Warm and Comforting Chicken Pot Pie Soup

Enjoy all the comforting flavors of chicken pot pie in a warm and satisfying soup! This easy recipe is perfect for a cozy night in and comes together quickly with simple ingredients.

Ingredients

Scale
  • 1 tablespoon olive oil
  • 1 cup diced onion
  • 1 cup diced carrots
  • 1 cup diced celery
  • 2 cloves garlic, minced
  • 6 cups chicken broth
  • 1 teaspoon dried thyme
  • 1/2 teaspoon dried rosemary
  • 1/4 teaspoon black pepper
  • 1 pound cooked chicken, shredded
  • 1 cup frozen peas
  • 1 cup frozen corn
  • 1/2 cup heavy cream
  • 1/4 cup chopped fresh parsley
  • 1 sheet (14.1 oz) refrigerated pie crust, thawed
  • 1 egg, beaten

Instructions

  1. Heat olive oil in a large pot or Dutch oven over medium heat. Add onion, carrots, and celery and cook until softened, about 5-7 minutes.
  2. Add garlic and cook for 1 minute more.
  3. Pour in chicken broth and add thyme, rosemary, and pepper. Bring to a boil, then reduce heat and simmer for 10 minutes.
  4. Stir in shredded chicken, peas, and corn.
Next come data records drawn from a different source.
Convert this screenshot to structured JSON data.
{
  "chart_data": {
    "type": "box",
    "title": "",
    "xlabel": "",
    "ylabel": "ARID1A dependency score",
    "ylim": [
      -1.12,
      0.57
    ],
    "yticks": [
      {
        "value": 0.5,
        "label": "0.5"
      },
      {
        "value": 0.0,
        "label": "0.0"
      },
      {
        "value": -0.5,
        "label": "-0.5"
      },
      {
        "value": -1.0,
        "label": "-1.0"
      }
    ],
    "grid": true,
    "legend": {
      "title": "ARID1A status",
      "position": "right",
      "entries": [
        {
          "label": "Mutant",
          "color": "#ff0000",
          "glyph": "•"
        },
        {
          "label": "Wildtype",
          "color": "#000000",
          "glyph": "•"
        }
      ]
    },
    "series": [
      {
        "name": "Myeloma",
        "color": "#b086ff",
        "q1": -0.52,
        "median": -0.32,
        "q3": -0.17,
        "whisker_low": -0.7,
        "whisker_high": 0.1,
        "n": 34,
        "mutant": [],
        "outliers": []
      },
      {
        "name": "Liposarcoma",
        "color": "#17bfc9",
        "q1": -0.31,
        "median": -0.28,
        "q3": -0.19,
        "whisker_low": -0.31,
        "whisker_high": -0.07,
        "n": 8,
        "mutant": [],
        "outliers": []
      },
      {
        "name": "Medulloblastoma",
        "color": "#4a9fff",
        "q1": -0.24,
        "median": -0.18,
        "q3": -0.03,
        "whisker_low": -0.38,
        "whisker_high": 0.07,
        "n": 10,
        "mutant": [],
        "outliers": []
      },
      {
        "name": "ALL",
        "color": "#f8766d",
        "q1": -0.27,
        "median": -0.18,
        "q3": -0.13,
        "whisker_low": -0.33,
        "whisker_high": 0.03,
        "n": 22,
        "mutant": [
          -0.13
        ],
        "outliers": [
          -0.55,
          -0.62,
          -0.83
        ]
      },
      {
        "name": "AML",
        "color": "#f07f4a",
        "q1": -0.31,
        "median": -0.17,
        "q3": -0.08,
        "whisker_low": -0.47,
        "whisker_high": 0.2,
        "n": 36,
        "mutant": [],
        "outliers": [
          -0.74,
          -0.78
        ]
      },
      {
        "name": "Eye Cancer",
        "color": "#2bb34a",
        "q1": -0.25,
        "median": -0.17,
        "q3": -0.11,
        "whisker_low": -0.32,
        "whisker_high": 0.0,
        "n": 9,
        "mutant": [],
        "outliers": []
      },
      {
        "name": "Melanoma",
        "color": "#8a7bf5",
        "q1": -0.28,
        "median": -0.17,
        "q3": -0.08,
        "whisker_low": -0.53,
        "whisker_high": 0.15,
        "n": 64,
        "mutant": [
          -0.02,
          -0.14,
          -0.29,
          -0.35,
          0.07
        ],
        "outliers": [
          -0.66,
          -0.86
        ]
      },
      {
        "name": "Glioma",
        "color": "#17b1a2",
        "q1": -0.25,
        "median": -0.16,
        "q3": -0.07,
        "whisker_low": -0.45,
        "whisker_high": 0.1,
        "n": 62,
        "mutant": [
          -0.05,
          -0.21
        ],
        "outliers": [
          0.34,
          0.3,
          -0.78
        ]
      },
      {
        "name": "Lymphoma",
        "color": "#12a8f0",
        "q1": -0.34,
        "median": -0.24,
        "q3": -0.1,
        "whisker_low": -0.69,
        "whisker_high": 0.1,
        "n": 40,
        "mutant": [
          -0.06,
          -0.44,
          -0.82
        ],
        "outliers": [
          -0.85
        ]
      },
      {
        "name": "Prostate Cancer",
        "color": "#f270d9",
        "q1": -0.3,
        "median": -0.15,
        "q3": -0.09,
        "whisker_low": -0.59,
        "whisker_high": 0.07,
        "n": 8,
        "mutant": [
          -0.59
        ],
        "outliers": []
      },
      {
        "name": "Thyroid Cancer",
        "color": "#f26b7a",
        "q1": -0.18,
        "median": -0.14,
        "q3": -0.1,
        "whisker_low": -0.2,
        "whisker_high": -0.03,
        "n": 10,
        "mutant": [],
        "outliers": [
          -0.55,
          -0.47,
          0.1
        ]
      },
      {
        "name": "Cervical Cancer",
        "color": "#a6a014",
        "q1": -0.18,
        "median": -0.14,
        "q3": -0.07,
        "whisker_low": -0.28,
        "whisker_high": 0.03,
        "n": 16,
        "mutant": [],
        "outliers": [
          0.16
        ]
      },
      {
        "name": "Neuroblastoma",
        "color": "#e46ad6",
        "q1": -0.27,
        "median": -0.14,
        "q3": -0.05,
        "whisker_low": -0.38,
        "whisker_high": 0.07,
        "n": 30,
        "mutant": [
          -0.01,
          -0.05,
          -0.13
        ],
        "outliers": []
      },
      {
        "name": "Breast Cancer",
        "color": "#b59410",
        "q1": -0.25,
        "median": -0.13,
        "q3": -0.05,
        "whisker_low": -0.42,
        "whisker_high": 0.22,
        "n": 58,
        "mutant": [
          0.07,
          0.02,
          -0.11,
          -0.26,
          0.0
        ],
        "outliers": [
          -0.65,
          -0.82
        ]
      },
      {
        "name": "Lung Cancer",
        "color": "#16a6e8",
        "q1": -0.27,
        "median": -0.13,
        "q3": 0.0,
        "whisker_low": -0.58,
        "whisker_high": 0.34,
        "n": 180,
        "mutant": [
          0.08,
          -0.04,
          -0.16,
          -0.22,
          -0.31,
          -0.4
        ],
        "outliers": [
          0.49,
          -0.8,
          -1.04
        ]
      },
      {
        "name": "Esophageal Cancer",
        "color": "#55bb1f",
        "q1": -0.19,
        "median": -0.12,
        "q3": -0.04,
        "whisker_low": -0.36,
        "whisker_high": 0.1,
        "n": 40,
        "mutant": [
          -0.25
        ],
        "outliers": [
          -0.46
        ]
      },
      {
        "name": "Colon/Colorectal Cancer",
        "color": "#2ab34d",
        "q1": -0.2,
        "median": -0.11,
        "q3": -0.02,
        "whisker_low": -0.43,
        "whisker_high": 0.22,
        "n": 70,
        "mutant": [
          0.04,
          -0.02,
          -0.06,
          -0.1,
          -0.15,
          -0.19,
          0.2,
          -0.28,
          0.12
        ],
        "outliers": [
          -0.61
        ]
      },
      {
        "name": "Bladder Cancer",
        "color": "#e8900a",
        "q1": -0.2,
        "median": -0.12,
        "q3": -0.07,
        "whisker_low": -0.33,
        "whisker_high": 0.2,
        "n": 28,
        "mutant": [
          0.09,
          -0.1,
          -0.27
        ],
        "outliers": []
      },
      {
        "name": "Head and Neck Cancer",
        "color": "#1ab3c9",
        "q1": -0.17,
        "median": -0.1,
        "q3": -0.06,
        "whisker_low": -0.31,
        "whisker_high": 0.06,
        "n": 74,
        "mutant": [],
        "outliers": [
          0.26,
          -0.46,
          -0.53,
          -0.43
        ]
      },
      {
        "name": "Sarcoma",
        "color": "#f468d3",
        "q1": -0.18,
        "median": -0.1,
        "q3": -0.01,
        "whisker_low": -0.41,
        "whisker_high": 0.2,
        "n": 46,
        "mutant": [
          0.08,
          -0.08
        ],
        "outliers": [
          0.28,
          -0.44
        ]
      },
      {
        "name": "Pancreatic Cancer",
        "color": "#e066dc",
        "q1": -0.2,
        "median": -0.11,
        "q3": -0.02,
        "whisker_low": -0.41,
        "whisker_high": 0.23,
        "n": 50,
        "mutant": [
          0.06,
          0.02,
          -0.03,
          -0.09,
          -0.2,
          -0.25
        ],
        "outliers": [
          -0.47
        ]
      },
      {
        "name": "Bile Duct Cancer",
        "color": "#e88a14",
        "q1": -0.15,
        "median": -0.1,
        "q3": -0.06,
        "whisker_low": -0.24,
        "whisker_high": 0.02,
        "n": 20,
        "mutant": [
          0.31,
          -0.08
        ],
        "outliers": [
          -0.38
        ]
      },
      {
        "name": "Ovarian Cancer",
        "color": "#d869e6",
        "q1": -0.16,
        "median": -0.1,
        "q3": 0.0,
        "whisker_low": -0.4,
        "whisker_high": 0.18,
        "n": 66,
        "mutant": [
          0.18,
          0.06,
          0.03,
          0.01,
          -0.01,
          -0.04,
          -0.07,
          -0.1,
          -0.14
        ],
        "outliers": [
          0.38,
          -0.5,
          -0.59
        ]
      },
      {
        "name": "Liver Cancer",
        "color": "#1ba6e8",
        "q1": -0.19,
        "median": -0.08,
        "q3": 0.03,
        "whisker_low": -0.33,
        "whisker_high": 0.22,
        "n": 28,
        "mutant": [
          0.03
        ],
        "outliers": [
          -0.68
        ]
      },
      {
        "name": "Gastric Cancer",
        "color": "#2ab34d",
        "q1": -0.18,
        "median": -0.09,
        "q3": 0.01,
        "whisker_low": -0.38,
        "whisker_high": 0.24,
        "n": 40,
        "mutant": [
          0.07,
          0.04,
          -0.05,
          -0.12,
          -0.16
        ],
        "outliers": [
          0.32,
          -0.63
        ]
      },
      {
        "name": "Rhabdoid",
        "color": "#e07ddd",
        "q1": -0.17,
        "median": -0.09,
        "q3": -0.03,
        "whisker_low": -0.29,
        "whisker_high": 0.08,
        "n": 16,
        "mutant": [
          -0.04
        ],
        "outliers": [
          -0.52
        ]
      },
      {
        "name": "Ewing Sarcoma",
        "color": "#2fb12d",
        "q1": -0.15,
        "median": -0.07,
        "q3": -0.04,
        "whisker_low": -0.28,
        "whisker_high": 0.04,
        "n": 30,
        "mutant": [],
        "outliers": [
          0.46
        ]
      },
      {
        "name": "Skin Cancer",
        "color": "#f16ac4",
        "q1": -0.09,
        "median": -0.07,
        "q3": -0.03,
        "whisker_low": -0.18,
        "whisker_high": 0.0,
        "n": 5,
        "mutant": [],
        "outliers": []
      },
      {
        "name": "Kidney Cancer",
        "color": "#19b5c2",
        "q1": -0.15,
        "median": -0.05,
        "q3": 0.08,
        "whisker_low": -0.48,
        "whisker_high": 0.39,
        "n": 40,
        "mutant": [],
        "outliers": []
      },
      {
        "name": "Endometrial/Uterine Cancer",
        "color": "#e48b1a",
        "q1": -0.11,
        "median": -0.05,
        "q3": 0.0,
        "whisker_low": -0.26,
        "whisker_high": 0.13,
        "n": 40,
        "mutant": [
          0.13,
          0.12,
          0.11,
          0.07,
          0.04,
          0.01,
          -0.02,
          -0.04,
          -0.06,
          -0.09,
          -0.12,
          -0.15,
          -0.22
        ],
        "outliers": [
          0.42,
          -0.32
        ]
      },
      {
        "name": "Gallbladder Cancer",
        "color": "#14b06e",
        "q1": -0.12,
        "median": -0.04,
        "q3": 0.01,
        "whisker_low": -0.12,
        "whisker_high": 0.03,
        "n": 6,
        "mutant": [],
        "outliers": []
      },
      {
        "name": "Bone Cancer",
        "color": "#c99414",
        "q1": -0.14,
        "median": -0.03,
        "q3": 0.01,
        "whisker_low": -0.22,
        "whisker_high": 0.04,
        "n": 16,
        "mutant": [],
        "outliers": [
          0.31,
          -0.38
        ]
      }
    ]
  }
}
Cook until heated through, about 5 minutes.
  5. Stir in heavy cream and parsley.
  6. Preheat oven to 400°F (200°C).
  7. Cut pie crust into 1-inch squares or desired shapes.
  8. Brush pie crust pieces with beaten egg.
  9. Arrange pie crust pieces on a baking sheet and bake for 8-10 minutes, or until golden brown.
  10. Serve soup topped with baked pie crust pieces.

Notes

For extra flavor, try adding a splash of sherry or white wine to the soup while it simmers. You can also use store-bought biscuit dough instead of pie crust for a quicker topping.